Between the 1970s and late 1990s, the sub-prime market was very small, and logically so. After all, who wants to make a loan, the loanee isn't likely to pay back? I'm broke and have no job, can you give me money? Err.. no.
What the CRA did was push banks to make the loans. When banks start make such loans, it legitimizes the action to other banks. Hey, Bear Stearns is make tons of sub-prime loans, and they are still in business! (Bear Stearns btw, was the first bank to take up Fannie Mae on marketing sub-prime loans)
More over, the cost of litigation with ACORN and other liberal nut case organizations, is very high. To make a few million sub-prime loans to keep the idiots off the law suit fence, is worth it in many cases.
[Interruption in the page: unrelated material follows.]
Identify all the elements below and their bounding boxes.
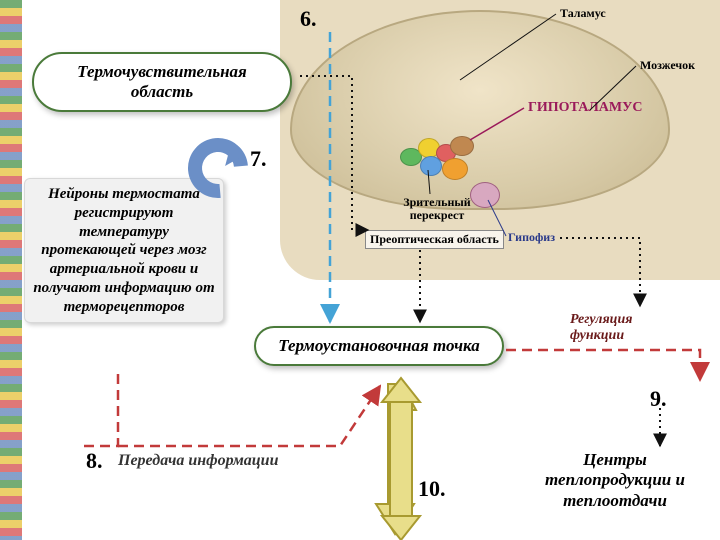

Finely, Fannie Mae and Freddie Mac were both forced by HUD to purchase more sub-prime loans. This is a big big deal. If Bank of America is going to be sued if they don't offer sub-prime loans, but if they do, can sell them off to Fannie Mae, that's a darn good deal.
Both of these situations, validated the sub-prime market, and caused the risky loans to seem safe.
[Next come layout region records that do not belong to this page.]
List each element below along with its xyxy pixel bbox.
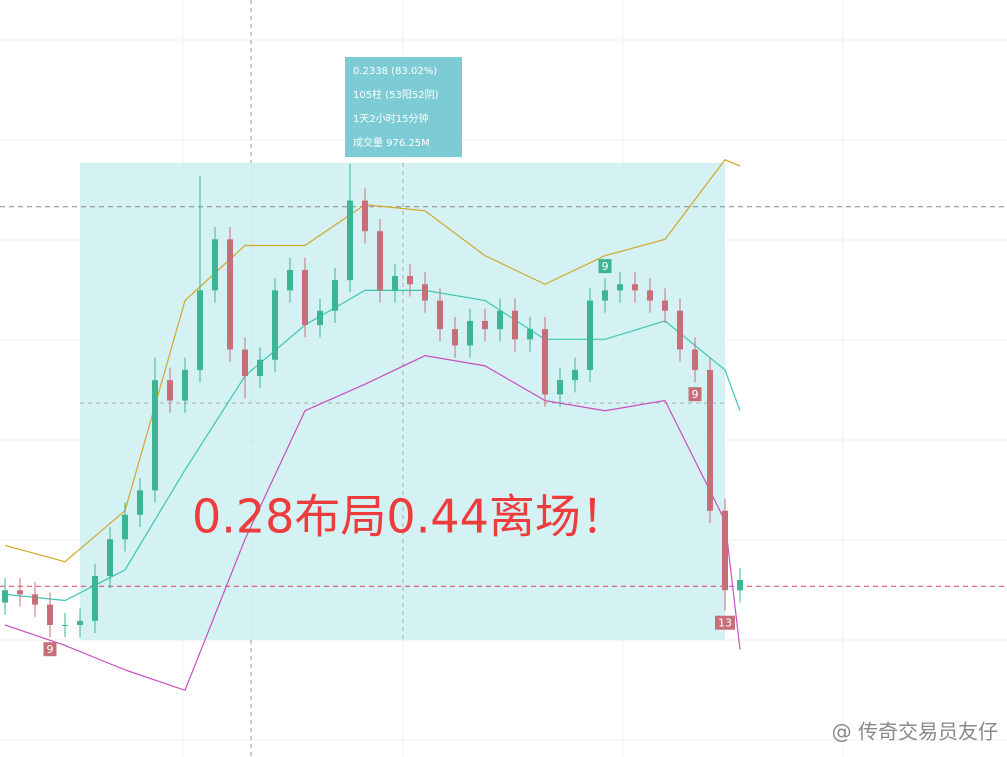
candle-body xyxy=(17,590,23,595)
measure-box xyxy=(80,163,725,641)
td-marker-label: 9 xyxy=(602,260,609,273)
candle-body xyxy=(737,580,743,591)
tooltip-line: 0.2338 (83.02%) xyxy=(353,66,437,77)
tooltip-line: 105柱 (53阳52阴) xyxy=(353,88,439,101)
candle-body xyxy=(377,231,383,291)
candle-body xyxy=(47,604,53,625)
candle-body xyxy=(167,380,173,401)
candle-body xyxy=(482,320,488,330)
candle-body xyxy=(77,620,83,625)
candle-body xyxy=(602,290,608,301)
candle-body xyxy=(722,510,728,591)
candle-body xyxy=(662,300,668,311)
candle-body xyxy=(2,590,8,603)
annotation: 0.28布局0.44离场！ xyxy=(192,490,627,544)
td-marker-label: 9 xyxy=(692,388,699,401)
candle-body xyxy=(92,576,98,621)
candle-body xyxy=(287,269,293,291)
candle-body xyxy=(347,200,353,281)
candle-body xyxy=(197,290,203,370)
candle-body xyxy=(362,200,368,232)
candle-body xyxy=(392,276,398,291)
candle-body xyxy=(497,310,503,330)
candle-body xyxy=(572,369,578,381)
candle-body xyxy=(467,320,473,346)
candle-body xyxy=(302,269,308,326)
candle-body xyxy=(452,329,458,346)
measure-tooltip xyxy=(345,57,462,158)
tooltip-line: 成交量 976.25M xyxy=(353,136,430,149)
candle-body xyxy=(317,310,323,326)
candle-body xyxy=(422,284,428,301)
candle-body xyxy=(272,290,278,360)
td-marker xyxy=(598,259,612,274)
candle-body xyxy=(677,310,683,350)
candle-body xyxy=(512,310,518,340)
candle-body xyxy=(107,539,113,577)
band-line xyxy=(4,159,741,563)
candle-body xyxy=(212,239,218,291)
candle-body xyxy=(707,369,713,511)
candle-body xyxy=(632,284,638,291)
candle-body xyxy=(182,369,188,401)
candle-body xyxy=(242,349,248,377)
candle-body xyxy=(62,624,68,626)
td-marker xyxy=(43,642,57,657)
candle-body xyxy=(407,276,413,285)
candle-body xyxy=(692,349,698,370)
td-marker-label: 9 xyxy=(47,643,54,656)
watermark: @ 传奇交易员友仔 xyxy=(832,720,998,744)
candle-body xyxy=(152,380,158,491)
candle-body xyxy=(257,359,263,377)
band-line xyxy=(4,355,741,692)
candle-body xyxy=(587,300,593,370)
candle-body xyxy=(542,329,548,395)
candle-body xyxy=(122,514,128,540)
td-marker xyxy=(688,387,702,402)
candle-body xyxy=(617,284,623,291)
candle-body xyxy=(32,594,38,605)
candle-body xyxy=(647,290,653,301)
candle-body xyxy=(557,380,563,395)
candle-body xyxy=(227,239,233,350)
tooltip-line: 1天2小时15分钟 xyxy=(353,112,428,125)
candle-body xyxy=(137,490,143,515)
candle-body xyxy=(527,329,533,340)
candle-body xyxy=(332,280,338,311)
candle-body xyxy=(437,300,443,330)
td-marker xyxy=(715,615,735,630)
td-marker-label: 13 xyxy=(718,617,732,630)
This isn't to excuse the banks from growing a spine, standing up to the government, and realizing the dangers of their actions. But we are trying to find the origin of the problem. If the CRA had not pushed banks to make these loans, they never would have happened. The market would never have been validated. The companies would never have made risky loans with such a low chance of being repaid.